Because it's *still* sick season: the cold on colds and the flu

It’s (still) that season: cold and flu season – thanks, everlasting winter.


Hey, I’m Danica! I’ve been lucky enough to mostly avoid getting sick this winter, but it’s not over yet. So instead of spreading germs, I’m spreading some handy information on the cold and its influence on colds.


The CDC has been closely monitoring flu activity, as they do, and their studies have shown that in 2015 and 2016, the peak month for getting the flu was February (followed by December, March and January).


Cold air is obviously a main culprit.

Common cold and flu viruses typically gain access through our nose. Thankfully, our nasal linings typically have a great defence against microbes: mucus.

Your nose constantly secretes mucus (read: snot). Viruses will get stuck in that sticky stuff, and that mix eventually gets blown out and trapped in a handy tissue, or swallowed down, where our stomach acids get the job of neutralising those microbes.

But guess what?
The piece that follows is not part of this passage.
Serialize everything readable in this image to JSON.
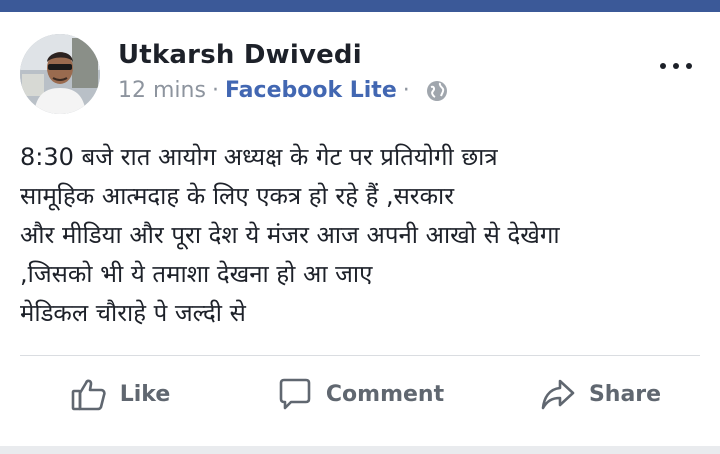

That cold winter air cools down the nasal passage, which slows down mucus clearance… which means that our friends rhinovirus (the main cause of the common cold) and influenza (the flu) get to stick around for a bit longer and try to weasel their way though your snot to start wreaking havoc on your body.

Once a virus manages to slip past that primary defence, the immune system takes up the fight and sends out its soldiers: phagocytes. These specialised immune cells will surround those viruses and take them out. But thanks again to the cold, those cells might not be at peak performance. Cold temperatures are linked to immune system suppression, all while rhinoviruses tend to prefer the chill.
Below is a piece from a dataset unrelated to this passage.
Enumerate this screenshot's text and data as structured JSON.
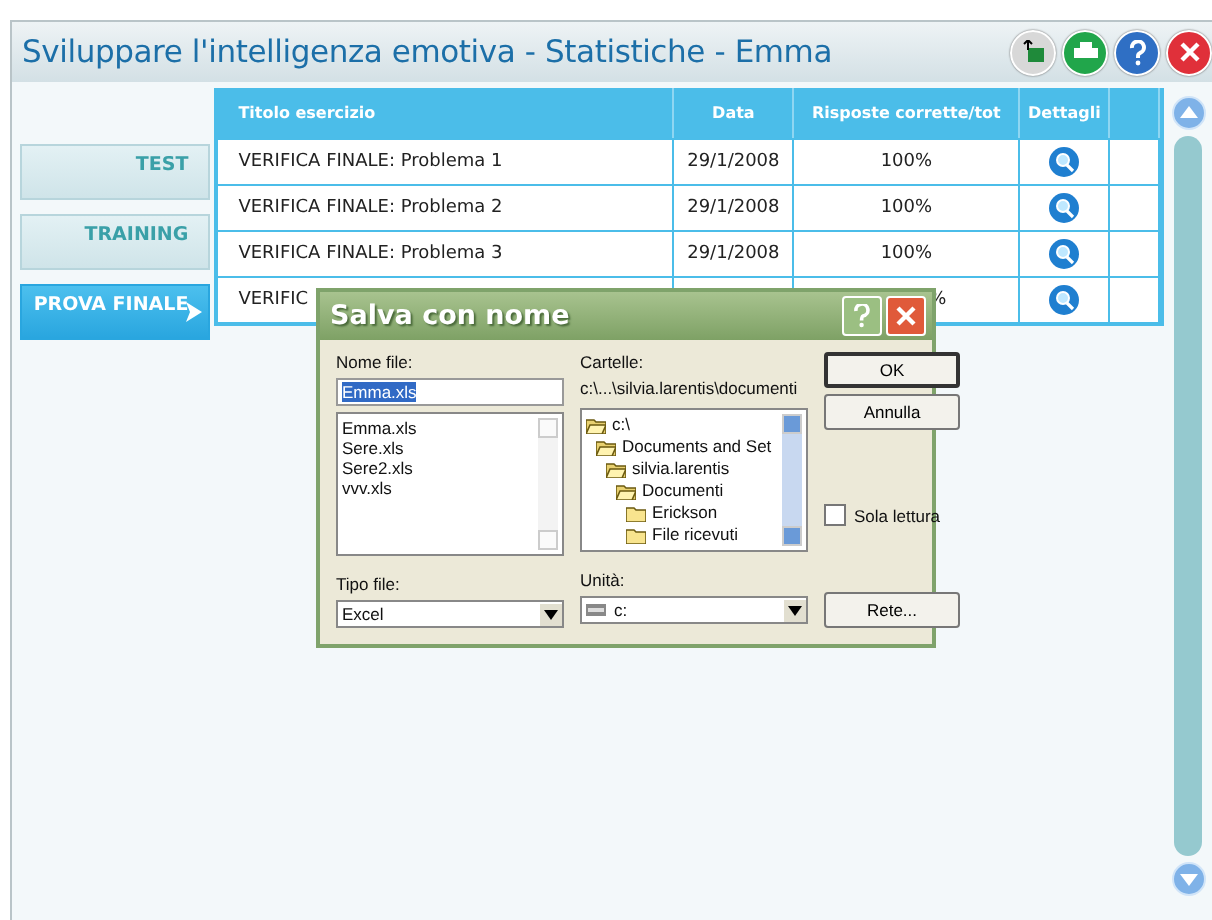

Suffice to say, your chances of catching a cold or coming down with the flu in the winter are pretty high, so it’s best to do what you can to protect yourself. Washing your hands properly is not only hygienic, but also a great start to staving off viruses. Pair that with avoiding touching your eyes, nose and mouth with unwashed hands, and doing your best to steer clear of people who are already sick, and you'll have a fighting chance.